Au Tchad, après des années d'attente pour beaucoup dans une misère totale, entre 70 et 80% des près de 10 700 victimes de Hissène Habré ont déjà selon une plate-forme qui regroupe trois associations de victimes de sa présidence entre 1982 et 1990, été indemnisés depuis la mi-février par le gouvernement tchadien, qui a décaissé une somme de 10 milliards de francs CFA. Chaque victime ou ayant-droit a donc reçu une indemnité de quelque 920 000 francs CFA, environ 1 400 euros.
On est loin, très loin, des 150 milliards de francs CFA que la cour criminelle de Ndjamena en 2015 et la cour spéciale africaine de Dakar en 2017 avaient accordé au total aux victimes de Hissène Habré, en guise de réparations pour le préjudice subi.
Les 10 milliards disponibilisés par le gouvernement tchadien aujourd'hui ne représentent donc qu'un peu plus de 10% des indemnités fixées dans les deux procédures judiciaires, mais c'est un geste très important qui étaient attendus depuis très longtemps par ces victimes.
« Les victimes de Hissène Habré se sont battus sans relâche pendant 25 ans pour que le dictateur et ses sbires soient traduits en justice, rappelle Reed Brody a été l'un des principaux initiateurs du procès Habré. Cet argent ne représente qu'une petite fraction qui leur était attribuée par les tribunaux. Mais pour les victimes qui ont attendu si longtemps et qui sont dans une situation désespérée, ce paiement fait déjà une énorme différence dans leurs vies. »

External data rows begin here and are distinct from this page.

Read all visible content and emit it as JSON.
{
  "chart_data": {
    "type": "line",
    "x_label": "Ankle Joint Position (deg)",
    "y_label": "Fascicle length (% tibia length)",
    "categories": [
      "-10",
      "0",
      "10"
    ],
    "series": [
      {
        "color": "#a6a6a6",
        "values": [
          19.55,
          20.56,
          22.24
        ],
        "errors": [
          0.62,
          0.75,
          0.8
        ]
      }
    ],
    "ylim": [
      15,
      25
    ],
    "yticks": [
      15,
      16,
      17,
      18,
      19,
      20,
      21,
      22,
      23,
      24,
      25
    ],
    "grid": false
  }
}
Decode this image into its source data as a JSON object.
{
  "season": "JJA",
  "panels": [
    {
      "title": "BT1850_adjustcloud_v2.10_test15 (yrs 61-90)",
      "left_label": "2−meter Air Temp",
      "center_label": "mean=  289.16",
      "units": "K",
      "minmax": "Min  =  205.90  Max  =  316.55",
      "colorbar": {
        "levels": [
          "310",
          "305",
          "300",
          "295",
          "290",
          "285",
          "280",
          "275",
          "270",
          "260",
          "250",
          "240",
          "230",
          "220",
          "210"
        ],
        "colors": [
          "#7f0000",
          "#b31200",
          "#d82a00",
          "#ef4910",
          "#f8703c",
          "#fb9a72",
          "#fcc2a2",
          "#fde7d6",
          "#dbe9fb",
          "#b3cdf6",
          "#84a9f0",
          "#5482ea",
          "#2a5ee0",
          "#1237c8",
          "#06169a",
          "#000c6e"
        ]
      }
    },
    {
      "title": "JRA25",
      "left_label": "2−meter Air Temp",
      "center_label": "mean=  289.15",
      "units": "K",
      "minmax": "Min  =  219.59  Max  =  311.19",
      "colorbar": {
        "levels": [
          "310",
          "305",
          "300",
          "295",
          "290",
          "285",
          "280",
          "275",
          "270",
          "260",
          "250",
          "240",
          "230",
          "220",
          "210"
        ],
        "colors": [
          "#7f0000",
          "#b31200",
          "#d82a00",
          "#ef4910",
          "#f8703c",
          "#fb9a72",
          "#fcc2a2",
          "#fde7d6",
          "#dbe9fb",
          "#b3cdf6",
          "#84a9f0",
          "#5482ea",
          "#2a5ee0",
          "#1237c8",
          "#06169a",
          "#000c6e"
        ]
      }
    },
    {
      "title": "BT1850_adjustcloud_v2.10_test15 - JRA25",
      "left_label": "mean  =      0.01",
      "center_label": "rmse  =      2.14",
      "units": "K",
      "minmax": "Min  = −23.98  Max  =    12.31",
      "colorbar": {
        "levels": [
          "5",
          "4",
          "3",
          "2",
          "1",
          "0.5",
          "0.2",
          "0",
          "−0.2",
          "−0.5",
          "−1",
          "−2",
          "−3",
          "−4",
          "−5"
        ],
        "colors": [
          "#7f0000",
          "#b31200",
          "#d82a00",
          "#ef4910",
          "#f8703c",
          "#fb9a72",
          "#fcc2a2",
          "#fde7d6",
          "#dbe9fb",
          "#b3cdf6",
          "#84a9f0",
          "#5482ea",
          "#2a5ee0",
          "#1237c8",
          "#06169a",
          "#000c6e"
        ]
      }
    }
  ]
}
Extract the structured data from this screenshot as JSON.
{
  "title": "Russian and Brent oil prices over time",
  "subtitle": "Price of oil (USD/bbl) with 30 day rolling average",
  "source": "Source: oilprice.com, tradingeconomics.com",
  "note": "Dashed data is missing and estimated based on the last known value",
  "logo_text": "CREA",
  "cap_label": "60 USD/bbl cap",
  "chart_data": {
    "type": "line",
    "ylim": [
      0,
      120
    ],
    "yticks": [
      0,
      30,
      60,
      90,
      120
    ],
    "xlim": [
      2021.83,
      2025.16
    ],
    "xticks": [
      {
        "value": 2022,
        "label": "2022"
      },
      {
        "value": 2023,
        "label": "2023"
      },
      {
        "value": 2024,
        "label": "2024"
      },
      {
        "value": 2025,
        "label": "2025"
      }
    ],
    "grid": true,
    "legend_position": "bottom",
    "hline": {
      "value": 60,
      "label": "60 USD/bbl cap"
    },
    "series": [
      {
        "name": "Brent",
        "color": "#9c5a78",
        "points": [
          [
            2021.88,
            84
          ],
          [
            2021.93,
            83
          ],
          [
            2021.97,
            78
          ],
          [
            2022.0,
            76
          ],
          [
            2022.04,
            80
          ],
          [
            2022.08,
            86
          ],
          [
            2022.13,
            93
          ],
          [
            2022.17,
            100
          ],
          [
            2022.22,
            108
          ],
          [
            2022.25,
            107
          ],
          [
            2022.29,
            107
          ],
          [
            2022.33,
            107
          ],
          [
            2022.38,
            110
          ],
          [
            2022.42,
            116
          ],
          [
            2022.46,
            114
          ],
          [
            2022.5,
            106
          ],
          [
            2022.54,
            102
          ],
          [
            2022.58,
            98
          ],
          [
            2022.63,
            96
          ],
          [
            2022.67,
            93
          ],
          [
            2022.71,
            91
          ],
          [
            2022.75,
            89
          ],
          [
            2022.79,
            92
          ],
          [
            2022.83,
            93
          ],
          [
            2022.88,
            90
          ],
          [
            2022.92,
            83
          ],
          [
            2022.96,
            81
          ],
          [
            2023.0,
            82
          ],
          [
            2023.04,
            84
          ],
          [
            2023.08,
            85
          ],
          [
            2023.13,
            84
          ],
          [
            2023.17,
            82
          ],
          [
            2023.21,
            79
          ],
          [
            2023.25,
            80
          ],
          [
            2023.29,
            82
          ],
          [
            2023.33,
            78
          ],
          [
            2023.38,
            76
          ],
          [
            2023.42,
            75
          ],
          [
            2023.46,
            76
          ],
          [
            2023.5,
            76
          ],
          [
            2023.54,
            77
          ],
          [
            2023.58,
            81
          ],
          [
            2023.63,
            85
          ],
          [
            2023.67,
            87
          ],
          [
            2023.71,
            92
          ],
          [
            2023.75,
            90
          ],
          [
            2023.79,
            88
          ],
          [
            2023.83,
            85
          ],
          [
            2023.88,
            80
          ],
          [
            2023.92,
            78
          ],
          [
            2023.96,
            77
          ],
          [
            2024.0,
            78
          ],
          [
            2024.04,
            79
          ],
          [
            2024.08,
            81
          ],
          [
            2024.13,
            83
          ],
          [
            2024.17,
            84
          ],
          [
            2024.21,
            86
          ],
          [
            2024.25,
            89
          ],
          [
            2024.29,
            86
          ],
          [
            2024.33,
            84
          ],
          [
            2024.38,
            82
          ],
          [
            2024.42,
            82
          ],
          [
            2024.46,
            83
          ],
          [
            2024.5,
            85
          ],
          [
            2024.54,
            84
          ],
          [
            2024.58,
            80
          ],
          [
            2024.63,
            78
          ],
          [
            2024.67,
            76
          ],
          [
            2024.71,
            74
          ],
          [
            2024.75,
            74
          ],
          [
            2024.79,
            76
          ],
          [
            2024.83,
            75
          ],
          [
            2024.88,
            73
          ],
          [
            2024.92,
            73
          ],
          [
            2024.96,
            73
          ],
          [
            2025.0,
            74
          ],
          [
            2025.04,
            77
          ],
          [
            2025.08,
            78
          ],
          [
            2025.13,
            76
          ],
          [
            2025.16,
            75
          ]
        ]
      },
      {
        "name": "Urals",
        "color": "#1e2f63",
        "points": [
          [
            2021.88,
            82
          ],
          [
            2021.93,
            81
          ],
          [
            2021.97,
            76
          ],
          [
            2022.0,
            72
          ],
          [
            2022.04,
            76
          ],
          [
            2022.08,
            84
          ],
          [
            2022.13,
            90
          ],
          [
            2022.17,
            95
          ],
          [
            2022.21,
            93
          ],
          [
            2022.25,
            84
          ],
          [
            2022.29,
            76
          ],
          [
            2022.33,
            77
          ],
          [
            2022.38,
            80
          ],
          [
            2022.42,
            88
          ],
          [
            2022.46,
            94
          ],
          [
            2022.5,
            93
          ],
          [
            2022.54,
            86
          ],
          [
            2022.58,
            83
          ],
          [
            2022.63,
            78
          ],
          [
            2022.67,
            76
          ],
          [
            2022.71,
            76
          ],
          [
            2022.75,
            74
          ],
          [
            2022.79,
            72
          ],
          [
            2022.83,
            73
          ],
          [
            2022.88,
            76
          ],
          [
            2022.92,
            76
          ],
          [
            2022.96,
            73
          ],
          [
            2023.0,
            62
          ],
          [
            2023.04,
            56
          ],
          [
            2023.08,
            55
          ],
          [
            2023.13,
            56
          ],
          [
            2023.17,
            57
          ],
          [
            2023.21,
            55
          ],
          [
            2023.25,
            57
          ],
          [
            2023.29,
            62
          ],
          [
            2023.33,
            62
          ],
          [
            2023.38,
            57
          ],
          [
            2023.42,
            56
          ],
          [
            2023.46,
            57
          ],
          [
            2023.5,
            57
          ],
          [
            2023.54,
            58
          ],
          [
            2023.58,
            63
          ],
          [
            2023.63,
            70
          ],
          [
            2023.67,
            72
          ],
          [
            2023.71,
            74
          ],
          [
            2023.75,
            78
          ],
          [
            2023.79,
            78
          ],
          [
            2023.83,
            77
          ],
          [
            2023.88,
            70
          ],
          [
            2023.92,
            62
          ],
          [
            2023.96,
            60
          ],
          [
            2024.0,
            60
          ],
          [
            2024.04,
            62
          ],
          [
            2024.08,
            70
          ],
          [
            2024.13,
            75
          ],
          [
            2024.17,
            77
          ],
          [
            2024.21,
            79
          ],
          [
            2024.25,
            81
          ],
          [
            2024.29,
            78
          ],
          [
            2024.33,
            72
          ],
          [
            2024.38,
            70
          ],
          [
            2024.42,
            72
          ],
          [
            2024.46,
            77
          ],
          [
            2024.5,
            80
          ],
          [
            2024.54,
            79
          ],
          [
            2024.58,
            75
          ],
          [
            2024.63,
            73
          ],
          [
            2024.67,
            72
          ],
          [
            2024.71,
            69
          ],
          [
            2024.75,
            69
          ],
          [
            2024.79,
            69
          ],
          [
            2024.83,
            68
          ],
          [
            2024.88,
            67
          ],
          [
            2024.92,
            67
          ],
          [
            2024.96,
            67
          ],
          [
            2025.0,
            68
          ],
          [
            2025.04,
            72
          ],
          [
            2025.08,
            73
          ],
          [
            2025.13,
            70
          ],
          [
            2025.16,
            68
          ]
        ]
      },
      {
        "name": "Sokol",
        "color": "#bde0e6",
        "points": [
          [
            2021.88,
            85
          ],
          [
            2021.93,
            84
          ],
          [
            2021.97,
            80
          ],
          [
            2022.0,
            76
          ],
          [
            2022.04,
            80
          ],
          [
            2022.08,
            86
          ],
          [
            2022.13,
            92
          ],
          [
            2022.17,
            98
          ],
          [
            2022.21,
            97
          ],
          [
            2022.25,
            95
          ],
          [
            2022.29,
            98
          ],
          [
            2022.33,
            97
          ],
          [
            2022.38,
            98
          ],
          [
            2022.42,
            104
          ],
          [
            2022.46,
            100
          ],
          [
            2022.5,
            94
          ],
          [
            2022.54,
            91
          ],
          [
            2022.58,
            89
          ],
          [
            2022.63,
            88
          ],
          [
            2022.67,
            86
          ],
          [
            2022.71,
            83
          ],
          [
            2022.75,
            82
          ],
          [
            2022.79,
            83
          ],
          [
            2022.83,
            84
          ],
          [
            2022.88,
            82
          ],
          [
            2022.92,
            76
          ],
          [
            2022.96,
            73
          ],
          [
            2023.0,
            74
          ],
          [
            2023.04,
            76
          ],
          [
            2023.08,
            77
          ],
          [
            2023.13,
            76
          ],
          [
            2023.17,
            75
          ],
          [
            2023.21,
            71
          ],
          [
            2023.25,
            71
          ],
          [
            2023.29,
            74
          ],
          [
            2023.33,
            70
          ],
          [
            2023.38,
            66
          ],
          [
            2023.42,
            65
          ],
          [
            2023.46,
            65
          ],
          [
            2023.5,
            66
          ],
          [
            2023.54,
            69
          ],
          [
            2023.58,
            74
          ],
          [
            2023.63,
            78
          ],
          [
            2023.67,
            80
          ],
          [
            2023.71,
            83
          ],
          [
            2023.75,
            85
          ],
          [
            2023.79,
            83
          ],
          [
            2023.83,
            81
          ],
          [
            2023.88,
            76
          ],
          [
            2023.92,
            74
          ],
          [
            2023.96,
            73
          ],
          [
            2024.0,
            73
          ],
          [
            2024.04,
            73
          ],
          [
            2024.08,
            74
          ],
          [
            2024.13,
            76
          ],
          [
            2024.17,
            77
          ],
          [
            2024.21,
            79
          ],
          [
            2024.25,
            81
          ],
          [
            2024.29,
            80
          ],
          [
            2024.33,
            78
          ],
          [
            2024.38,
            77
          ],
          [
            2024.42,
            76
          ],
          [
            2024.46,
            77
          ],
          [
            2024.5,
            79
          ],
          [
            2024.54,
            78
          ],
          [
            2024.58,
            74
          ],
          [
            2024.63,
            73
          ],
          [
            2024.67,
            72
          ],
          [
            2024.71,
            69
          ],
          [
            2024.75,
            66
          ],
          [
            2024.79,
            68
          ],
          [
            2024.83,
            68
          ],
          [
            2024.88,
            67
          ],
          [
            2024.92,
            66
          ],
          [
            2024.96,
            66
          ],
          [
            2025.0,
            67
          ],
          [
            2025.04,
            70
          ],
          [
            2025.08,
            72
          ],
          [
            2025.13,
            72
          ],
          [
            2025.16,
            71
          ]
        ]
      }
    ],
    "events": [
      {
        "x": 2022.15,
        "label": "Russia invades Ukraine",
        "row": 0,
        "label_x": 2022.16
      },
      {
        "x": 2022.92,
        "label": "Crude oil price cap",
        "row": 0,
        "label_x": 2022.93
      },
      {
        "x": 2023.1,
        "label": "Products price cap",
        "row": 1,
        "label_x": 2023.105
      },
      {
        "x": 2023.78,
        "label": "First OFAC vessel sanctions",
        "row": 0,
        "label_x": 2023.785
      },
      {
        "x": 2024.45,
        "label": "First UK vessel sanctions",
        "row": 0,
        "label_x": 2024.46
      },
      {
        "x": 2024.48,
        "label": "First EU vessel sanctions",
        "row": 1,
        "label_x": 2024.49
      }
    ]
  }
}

Cette somme a soulagé un tant soit peu les victimes. Maintenant, on est en train de chercher à obtenir une deuxième opération. C'est ça notre préoccupation, parce qu'hier, ils n'avaient pas d'espoir. Ils étaient désespérés et cette opération a fait renaître l'espoir.
Esdras Ndikumana Le gouvernement tchadien doit faire un effort supplémentaire, car ces 10 milliards ne représentent, toujours selon Reed Brody qu'un cinquième de la somme que devra débourser l'état tchadien pour l'indemnisation des victimes de Habré. Le reste des 150 milliards ? Le tribunal spécial de Dakar avait chargé l'Union africaine (UA) de créer un fond fiduciaire qui devait mobiliser ces fonds. Mais cela n'a pas encore été fait, huit ans après ce procès.